Geovana Clea – Entre Dois Mundos, a Terra e a Luz

Nascida em Inhapi, no sertão de Alagoas — terra de nome indígena Koiupanká que significa “água sobre pedra” — Geovana Clea cresceu cercada pela vastidão da Caatinga, pelo chão rachado e pelas águas do Rio São Francisco. Desde menina, aprendeu a ouvir o silêncio da natureza, a ler nas rachaduras da terra as histórias que o tempo não apaga. Essas memórias se tornariam, mais tarde, a matéria e a alma de sua obra.
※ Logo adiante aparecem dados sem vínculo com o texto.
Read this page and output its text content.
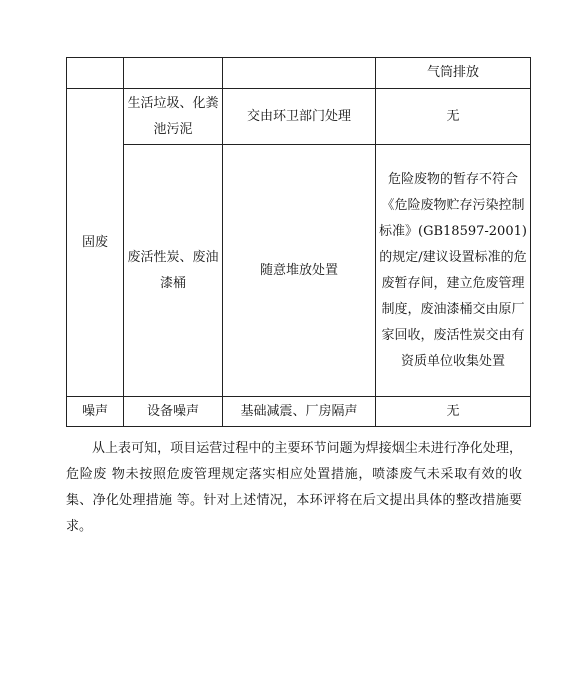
			气筒排放
固废	生活垃圾、化粪池污泥	交由环卫部门处理	无
	废活性炭、废油漆桶	随意堆放处置	危险废物的暂存不符合《危险废物贮存污染控制标准》(GB18597-2001)的规定/建议设置标准的危废暂存间，建立危废管理制度，废油漆桶交由原厂家回收，废活性炭交由有资质单位收集处置
噪声	设备噪声	基础减震、厂房隔声	无

从上表可知，项目运营过程中的主要环节问题为焊接烟尘未进行净化处理，危险废 物未按照危废管理规定落实相应处置措施，喷漆废气未采取有效的收集、净化处理措施 等。针对上述情况，本环评将在后文提出具体的整改措施要求。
Aos 18 anos, atravessou o Atlântico rumo à Itália, onde viveu em Florença, estudando História da Arte e língua italiana. A experiência abriu novos horizontes, mas não apagou as raízes. Aos 19 anos, de forma autodidata, começou a pintar — explorando texturas, elementos naturais e a profunda conexão entre o homem e a paisagem. Sua pesquisa visual era contínua, movida por experimentação e pela busca de uma identidade própria.

Ao longo de sua carreira, expôs em instituições e eventos de renome internacional, como a 54ª Biennale di Venezia, o Palazzo Reale de Milão, o Salon SNBA de Paris — onde recebeu o Prêmio do Júri — e em galerias de cidades como Lisboa, Nova Iorque, Basileia, Milão e Trancoso. Colaborou com marcas icônicas do luxo italiano, entre elas Visionnaire, Annibale Colombo e Giorgio Collection, levando sua arte para colecionadores privados ao redor do mundo.

Um marco em sua trajetória foi a exposição de 2014 na Wunderkammer, dentro do espaço Visionnaire de Milão — a primeira grande mostra de obras criadas com cristais Swarovski especialmente produzidos para ela, minúsculos como grãos de areia. Esses cristais, inseridos com precisão e delicadeza, não eram ornamentos, mas símbolos de natureza: pedras de rio, reflexos de luz na água, centelhas que celebram a vida e alertam sobre a urgência de preservá-la.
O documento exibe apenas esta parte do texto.